48 Saatte Paris: Bir Şehrin Büyüsüne Yolculuk
28 Mayıs 2025

Arabaya atladık, Londra’daki evimiz Chelsea’den yola çıktık Eurotunnel’la Manş Denizi’nin altından geçtik ve altı saat sonra Paris’in büyülü sokaklarındaydık.

Ne kadar çok geldiysem de, her seferinde yeniden heyecanlanıyorum. Bu şehirde zaman başka akıyor. O soruyu sevmiyorum “Londra mı Paris mi?” İki şehir de bir başka büyülü bir başka keyif…

Valizimizi Paris Travellers Club’taki odamızın köşesine bıraktık ve kendimizi hemen sokağa attık. İlk durak: Le Marais; antikacılar, galeriler, küçük tasarım dükkanları… Taş sokaklarda yürürken, geçmişle geleceğin yan yana yürüdüğünü hissediyorsun. Her vitrin bir hikâyeye dönüşüyor.

Öğle yemeğinde Seine kıyısındaki La Rotisserie d’Argent’e oturduk. Fırından yeni çıkmış ördek ve bir kadeh bordo şarap. Nehir akıyor, güneş tam karşıdan vuruyor… Bu şehirde yemek saatleri başka bir şölene dönüşüyor .

Akşamüstü Bois de Boulogne’daki Grand Cascade’de içkimizi yudumladık. Ardından Eiffel’in içinden çıkan asansörle Le Jules Verne’e çıktık. Şehir ayaklarımızın altındaydı. Anlatılmaz yaşanır bir sahne.

Gece Moulin Rouge’da bitti. Renkler, müzik, dans… Paris’in kalbi oradaydı. Ben sadece izledim, hayran kaldım. Neden daha önce gelmedim diye hayıflandım .

Sabahı Café de Flore’de karşıladık. Bir kahve söyledim, kalemimi defterime uzattım. Hemingway’in bir zamanlar oturduğu masalarda oturmak bile insana başka bir enerji veriyor. Burası Paris’in kahvaltı için en güzel seçeneklerinden . Her geldiğimde mutlaka bu atmosferi koklamayı seviyorum.

Sonra Les Deux Magots’a geçtik. Paris sabahları yavaş, mistik ve çok etkileyici.

Montmartre’da Le Petit Café’de kruvasan yedim, sıcak krep söyledim.
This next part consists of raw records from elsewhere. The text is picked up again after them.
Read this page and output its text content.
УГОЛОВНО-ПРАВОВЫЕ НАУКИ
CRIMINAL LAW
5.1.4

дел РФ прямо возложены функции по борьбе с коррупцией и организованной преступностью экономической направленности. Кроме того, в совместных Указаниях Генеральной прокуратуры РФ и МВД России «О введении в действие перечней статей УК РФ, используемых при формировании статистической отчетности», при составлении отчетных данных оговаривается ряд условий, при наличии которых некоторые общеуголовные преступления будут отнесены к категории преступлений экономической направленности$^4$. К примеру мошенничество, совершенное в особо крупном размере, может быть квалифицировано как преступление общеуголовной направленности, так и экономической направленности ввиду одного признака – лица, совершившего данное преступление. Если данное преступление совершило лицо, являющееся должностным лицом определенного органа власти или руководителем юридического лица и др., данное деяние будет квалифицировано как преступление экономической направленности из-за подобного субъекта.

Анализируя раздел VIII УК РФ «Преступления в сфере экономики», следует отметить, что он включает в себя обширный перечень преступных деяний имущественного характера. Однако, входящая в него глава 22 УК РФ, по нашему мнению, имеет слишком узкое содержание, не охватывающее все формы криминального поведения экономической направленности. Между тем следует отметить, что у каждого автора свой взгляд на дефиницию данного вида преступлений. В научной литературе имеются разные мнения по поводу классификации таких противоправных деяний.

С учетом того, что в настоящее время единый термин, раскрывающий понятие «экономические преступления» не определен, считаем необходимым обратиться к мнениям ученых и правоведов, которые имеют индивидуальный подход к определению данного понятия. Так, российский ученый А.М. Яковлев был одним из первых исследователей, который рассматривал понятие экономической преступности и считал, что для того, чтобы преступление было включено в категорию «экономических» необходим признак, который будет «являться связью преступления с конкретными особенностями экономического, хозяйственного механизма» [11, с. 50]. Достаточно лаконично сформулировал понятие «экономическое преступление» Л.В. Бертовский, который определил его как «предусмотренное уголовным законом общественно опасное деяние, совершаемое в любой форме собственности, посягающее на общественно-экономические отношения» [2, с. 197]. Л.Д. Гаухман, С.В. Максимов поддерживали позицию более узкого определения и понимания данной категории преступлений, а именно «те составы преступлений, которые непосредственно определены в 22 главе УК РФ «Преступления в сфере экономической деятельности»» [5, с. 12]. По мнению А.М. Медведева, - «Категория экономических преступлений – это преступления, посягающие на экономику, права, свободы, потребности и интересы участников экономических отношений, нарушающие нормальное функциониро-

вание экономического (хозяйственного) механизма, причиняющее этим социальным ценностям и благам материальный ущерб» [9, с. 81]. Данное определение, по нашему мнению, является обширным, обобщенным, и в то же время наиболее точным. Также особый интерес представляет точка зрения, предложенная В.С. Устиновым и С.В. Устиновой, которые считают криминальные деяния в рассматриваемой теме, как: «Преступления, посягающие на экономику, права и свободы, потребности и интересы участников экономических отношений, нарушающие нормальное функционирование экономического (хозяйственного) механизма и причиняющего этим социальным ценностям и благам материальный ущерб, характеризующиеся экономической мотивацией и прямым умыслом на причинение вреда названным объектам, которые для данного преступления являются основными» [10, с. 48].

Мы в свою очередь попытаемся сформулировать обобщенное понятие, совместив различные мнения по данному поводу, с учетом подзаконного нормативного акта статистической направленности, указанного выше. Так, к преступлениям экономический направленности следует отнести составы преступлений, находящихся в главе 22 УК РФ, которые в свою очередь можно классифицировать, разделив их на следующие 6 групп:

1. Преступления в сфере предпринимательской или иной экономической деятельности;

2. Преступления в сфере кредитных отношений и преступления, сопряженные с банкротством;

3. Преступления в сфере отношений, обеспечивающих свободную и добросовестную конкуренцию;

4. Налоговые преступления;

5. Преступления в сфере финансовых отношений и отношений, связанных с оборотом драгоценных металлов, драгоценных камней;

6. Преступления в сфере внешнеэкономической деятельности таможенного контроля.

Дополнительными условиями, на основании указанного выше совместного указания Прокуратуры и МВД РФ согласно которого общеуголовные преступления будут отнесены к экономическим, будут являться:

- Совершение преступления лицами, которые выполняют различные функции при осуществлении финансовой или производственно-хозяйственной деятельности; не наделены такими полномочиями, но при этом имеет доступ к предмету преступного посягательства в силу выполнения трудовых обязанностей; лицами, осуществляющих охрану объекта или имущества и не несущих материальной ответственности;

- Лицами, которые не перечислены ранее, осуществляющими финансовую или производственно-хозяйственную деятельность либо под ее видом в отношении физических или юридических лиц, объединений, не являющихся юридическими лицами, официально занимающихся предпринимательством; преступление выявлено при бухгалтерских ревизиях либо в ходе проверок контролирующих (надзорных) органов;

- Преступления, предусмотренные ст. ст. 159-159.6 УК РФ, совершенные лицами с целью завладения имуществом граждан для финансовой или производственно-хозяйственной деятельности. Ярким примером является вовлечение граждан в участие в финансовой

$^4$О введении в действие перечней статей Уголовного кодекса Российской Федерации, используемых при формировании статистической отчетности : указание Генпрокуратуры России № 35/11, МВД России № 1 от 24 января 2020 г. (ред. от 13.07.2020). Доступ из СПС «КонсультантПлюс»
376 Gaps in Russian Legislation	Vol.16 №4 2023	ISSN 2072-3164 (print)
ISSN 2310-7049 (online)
Bütün şehir sanki gülümseyerek bana günaydın diyordu. Bu şehrin dinamizmini seviyorum .

Birkaç saat sonra kendimi Angelina’nın meşhur sıcak çikolatasına teslim ettim. Tatlı dediğin böyle olurmuş meğer. Ardından Café des 2 Moulins’de biraz soluklandım.

Öğleden sonra Le Comptoir du Relais’de Fransız mutfağının kalbine daldım. Akşamı ise L’Ambroisie’de kapattık. Sessiz, şık ve etkileyici bir deneyimdi. Sadece yeme içme değil, adeta duygu geçişleri yaşattı.

Bu sefer Paris Travellers Club’ta kaldım ama Four Seasons Hotel George’un ihtişamı, Le Meurice ve Lutetia’nın cool havasını, La Maison Favart’ın samimiyetini de seviyorum. Her otel, şehrin başka bir yüzü gibi.

Alışverişi es geçmedim. Le Marais’de Merci’ye uğradım, Galeries Lafayette’nin kubbesi altında kayboldum, Rue Saint-Honoré’deki butiklerde zaman durdu. Moda burada sadece giyinmek değil, bir hikâye anlatmak gibi.

Sanatın peşinden Centre Pompidou’ya uğradım. Sonra Fondation Louis Vuitton’da geleceğin sanatına göz kırptım. Palais de Tokyo ve Atelier des Lumières ise tam anlamıyla zihnimi açtı. Işıkla, renkle, sesle düşünmenin ne demek olduğunu gösterdiler.

Canal Saint-Martin’de bir banka oturdum, gençleri izledim. Paris’in canlılığı orada bir başka. Gösterişsiz ama dopdolu.

Dönüş zamanı geldi. Calais’den son Eurotunnel trenine yetiştim. Arabamla İngiltere’ye geçerken aklım hâlâ Paris’teydi. Her dönüş biraz hüzün, biraz ilham dolu.

Ve her seferinde aynı cümleyle bitiyor iç sesim: ”Bir dahaki gelişte daha fazlasını keşfedeceğim.”

Çünkü Paris, ne kadar tanıdık gelse de, her seferinde başka bir masal anlatıyor.